Alfa Romeo Stelvio Quadrifoglio: SUV-pocalypse Now
ALFA ROMEO STELVIO QUADRIFOGLIO
SUV-POCALYPSE NOW
Testo di Alessandro Marrone / Foto di Gian Romero
A discapito dell’altezza da terra e di tutto il ben di Dio meccanico che vive tra il nostro fondoschiena e la strada, la sensazione è quella di percepire ogni più piccolo cambiamento dell’asfalto sotto di noi.
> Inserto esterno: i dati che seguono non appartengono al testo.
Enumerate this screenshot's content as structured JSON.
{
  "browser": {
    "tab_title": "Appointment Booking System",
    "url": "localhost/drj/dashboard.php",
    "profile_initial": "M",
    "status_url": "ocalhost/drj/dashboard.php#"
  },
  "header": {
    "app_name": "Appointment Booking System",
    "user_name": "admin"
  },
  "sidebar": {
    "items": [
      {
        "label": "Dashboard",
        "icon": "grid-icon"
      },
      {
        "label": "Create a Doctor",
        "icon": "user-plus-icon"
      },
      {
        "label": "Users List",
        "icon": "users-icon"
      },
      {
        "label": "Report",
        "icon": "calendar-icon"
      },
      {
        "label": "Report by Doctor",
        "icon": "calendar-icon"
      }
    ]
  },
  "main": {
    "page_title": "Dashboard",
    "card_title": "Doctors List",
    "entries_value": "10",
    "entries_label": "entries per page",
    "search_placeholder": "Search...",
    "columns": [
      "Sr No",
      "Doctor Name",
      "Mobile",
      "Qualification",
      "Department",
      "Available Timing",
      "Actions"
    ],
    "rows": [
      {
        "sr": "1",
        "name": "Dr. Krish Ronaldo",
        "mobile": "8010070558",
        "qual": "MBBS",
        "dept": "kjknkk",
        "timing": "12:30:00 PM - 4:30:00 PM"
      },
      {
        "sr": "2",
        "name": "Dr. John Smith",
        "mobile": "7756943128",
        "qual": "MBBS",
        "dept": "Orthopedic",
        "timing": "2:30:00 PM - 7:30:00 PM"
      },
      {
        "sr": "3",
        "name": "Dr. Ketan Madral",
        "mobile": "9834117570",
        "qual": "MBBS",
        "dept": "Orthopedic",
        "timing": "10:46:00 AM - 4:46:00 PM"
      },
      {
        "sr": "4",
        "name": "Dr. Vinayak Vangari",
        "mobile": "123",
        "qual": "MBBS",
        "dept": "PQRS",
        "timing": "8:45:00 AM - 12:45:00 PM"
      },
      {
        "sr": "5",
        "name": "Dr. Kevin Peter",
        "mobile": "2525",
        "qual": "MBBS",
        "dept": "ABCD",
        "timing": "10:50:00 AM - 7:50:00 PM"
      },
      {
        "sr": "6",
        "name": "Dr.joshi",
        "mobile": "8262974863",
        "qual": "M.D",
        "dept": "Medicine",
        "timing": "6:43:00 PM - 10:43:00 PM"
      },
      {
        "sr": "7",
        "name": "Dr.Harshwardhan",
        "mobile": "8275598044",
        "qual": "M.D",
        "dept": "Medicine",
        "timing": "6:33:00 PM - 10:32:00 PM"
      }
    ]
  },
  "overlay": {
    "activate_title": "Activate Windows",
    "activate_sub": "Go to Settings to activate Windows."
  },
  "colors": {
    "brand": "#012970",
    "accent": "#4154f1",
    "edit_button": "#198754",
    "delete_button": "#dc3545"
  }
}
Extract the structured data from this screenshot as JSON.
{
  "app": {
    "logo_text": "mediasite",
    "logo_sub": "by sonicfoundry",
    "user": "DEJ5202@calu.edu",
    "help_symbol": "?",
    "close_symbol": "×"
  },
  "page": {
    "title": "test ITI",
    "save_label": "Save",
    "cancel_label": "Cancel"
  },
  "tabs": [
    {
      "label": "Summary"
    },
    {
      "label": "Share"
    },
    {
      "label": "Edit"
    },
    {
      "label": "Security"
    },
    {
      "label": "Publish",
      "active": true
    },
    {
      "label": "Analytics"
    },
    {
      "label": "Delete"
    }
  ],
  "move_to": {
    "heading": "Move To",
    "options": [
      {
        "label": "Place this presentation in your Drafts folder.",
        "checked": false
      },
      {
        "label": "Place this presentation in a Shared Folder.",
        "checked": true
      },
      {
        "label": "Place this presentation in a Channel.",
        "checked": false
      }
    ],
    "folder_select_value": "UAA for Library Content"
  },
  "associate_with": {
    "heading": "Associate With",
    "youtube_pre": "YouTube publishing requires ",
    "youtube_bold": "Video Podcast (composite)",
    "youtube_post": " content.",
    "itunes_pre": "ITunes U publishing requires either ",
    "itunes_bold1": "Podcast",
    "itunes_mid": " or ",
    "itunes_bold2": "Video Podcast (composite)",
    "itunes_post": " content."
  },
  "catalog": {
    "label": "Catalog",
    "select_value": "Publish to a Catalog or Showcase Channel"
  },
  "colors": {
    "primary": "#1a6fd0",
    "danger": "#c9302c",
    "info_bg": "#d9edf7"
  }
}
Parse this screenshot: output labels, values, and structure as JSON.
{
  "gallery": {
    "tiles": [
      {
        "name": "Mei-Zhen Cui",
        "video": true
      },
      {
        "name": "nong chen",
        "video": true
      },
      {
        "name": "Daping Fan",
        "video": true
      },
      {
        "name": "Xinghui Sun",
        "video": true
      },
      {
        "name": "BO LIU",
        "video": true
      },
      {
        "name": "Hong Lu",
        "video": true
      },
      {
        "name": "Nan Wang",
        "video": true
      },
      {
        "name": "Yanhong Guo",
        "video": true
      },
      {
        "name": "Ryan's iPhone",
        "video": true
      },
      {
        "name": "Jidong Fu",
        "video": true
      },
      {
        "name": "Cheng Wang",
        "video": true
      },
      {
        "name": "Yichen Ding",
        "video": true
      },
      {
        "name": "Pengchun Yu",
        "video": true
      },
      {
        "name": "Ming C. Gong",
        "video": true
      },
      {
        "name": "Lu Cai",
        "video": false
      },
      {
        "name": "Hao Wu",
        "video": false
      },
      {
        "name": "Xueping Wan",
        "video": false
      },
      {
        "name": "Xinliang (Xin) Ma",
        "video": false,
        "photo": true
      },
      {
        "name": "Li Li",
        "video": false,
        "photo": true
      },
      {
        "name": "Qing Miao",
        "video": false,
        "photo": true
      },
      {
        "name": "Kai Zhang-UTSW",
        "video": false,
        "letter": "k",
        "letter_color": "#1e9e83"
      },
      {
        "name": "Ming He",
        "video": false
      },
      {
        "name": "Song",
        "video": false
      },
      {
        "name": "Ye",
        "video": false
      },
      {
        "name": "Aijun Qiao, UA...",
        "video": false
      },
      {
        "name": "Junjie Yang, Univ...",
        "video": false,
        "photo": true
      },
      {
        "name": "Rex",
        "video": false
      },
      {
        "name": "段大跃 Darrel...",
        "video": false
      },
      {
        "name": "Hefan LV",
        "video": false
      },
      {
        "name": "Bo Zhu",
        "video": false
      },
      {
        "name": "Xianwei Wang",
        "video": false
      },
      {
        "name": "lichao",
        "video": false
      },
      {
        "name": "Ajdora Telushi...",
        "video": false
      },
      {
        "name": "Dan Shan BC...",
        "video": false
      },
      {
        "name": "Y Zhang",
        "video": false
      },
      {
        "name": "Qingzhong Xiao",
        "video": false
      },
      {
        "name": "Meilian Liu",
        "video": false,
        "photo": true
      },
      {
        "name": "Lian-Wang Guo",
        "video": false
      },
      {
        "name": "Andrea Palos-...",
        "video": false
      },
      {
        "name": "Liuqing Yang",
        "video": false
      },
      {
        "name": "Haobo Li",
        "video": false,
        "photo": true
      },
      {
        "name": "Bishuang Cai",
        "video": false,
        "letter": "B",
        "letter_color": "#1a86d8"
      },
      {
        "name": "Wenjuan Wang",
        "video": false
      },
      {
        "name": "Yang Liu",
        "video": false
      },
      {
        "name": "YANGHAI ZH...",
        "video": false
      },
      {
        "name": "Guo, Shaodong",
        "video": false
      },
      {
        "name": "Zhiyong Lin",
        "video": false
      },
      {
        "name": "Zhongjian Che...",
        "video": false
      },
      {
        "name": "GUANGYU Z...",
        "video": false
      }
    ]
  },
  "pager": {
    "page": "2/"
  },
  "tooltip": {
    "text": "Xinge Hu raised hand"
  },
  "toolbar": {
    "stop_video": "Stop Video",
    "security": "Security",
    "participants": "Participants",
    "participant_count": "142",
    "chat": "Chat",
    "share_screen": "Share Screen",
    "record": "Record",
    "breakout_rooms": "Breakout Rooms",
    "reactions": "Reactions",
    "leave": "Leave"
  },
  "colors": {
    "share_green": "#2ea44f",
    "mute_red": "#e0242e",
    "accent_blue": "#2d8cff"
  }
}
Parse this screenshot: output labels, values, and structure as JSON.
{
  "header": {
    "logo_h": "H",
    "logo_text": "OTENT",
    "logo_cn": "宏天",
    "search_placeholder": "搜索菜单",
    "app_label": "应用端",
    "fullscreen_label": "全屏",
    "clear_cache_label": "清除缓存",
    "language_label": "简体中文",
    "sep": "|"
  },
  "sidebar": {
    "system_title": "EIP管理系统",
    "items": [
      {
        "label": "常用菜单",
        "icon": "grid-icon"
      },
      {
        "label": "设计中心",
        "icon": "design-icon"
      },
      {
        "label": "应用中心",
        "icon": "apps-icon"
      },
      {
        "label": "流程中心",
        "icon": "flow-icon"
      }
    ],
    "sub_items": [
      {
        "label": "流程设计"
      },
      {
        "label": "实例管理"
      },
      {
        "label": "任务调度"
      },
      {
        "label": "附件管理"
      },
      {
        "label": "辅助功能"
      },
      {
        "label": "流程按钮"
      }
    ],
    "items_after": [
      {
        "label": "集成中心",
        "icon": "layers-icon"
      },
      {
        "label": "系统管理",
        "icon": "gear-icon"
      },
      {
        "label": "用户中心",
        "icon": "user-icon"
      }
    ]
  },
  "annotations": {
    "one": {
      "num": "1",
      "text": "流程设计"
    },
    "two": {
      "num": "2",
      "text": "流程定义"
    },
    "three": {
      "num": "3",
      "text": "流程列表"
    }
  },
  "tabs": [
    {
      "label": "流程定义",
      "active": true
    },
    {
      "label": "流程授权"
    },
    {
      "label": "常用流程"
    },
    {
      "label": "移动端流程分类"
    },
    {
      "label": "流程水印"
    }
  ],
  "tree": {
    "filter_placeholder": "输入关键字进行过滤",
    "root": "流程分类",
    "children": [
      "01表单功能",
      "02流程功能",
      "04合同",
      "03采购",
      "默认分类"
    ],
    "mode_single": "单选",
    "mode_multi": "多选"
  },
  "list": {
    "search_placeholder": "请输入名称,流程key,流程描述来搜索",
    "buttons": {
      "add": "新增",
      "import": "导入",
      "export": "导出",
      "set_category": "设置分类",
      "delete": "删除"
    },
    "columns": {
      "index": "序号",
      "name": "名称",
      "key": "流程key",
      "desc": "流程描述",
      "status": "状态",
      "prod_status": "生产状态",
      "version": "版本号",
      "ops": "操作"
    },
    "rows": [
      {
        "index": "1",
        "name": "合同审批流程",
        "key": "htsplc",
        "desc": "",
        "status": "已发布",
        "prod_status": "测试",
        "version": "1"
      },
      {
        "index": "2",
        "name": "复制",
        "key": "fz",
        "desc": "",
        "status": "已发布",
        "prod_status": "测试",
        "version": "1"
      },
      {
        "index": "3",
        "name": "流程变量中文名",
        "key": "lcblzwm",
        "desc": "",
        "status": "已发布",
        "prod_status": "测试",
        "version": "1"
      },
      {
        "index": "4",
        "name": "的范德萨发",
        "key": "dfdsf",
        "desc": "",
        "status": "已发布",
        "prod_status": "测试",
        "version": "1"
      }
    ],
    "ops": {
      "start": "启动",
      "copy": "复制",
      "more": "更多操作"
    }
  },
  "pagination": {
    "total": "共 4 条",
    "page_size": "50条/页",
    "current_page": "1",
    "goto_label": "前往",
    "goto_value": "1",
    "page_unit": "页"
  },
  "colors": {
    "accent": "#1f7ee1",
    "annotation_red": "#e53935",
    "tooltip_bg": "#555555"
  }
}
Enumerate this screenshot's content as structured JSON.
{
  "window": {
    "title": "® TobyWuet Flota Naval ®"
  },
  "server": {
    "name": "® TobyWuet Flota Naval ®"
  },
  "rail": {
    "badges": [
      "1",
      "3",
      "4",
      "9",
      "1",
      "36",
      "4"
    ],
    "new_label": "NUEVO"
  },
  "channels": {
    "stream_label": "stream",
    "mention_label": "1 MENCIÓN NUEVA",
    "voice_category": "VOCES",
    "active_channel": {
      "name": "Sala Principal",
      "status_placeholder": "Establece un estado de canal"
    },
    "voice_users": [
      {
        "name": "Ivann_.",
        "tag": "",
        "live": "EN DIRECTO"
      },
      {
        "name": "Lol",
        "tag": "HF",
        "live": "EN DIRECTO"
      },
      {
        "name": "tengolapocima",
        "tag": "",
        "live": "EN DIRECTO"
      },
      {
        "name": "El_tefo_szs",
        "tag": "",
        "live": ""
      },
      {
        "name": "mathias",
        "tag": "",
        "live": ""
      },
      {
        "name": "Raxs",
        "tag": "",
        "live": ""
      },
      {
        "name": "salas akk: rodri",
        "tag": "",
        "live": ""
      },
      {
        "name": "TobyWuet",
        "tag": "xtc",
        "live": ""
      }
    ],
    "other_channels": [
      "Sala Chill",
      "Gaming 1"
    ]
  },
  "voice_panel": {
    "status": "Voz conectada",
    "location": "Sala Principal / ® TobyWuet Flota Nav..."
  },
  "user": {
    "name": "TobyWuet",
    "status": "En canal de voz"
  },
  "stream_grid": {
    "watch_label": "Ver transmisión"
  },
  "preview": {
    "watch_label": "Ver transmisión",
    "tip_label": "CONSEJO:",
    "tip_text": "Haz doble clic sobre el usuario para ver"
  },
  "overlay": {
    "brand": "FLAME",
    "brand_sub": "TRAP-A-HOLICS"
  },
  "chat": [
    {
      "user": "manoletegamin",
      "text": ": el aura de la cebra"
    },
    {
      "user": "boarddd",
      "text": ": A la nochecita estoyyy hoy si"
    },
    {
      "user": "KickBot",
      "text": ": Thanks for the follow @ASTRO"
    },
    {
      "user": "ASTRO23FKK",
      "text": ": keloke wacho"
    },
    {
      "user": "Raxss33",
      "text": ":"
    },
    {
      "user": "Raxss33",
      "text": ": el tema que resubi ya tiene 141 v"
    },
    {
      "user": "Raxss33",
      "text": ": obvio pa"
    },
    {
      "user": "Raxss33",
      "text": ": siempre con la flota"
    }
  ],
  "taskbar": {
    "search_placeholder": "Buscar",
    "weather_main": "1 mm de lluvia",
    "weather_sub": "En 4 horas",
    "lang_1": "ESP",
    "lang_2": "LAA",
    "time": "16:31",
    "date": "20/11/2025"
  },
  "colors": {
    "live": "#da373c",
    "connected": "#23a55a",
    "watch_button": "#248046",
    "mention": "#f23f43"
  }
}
L’hanno battezzata con il nome del valico di montagna più famoso d’Italia e senza dubbio uno tra i più bramati del vecchio continente: lo Stelvio. Ad essere onesti, se vi sarà capitato di guidare lungo i tornanti che uniscono Bormio con Prato allo Stelvio, vi sarete resi conto che nonostante si tratti senza dubbio di una fitta serie di tornanti ammassati l’uno sull’altro, in quanto a brividi dietro al volante ve ne regalerà ben pochi, sia per il traffico presente nei mesi in cui il valico è sgombero dalla neve, sia per la ridotta larghezza della carreggiata, la quale costringe spesso a fermarsi per consentire la manovra ai veicoli provenienti dal senso opposto. Un nome altisonante che non rende giustizia al primo SUV della casa di Arese, un progetto tanto ambizioso quanto importante per il biscione che ha intrapreso un percorso di rinascita con la berlina Giulia, con la quale condivide la piattaforma chiamata Giorgio. Altri nomi, altri confronti e un’eredità che va protetta e preservata, ma soprattutto rinvigorita proprio adesso che Alfa Romeo è riuscita (prima con la 4C e poi con la stessa Giulia) a far tacere anche i più accaniti detrattori. Non ci potevamo fermare a guidare una Stelvio qualsiasi, a noi interessa l’esasperazione del concetto di meccanica delle emozioni, la versione Quadrifoglio, il super-SUV da oltre 500 cavalli e quasi 300 all’ora, una promessa rischiosa, una partita a dadi con il destino che nel bene o nel male scatenerà l’apocalisse.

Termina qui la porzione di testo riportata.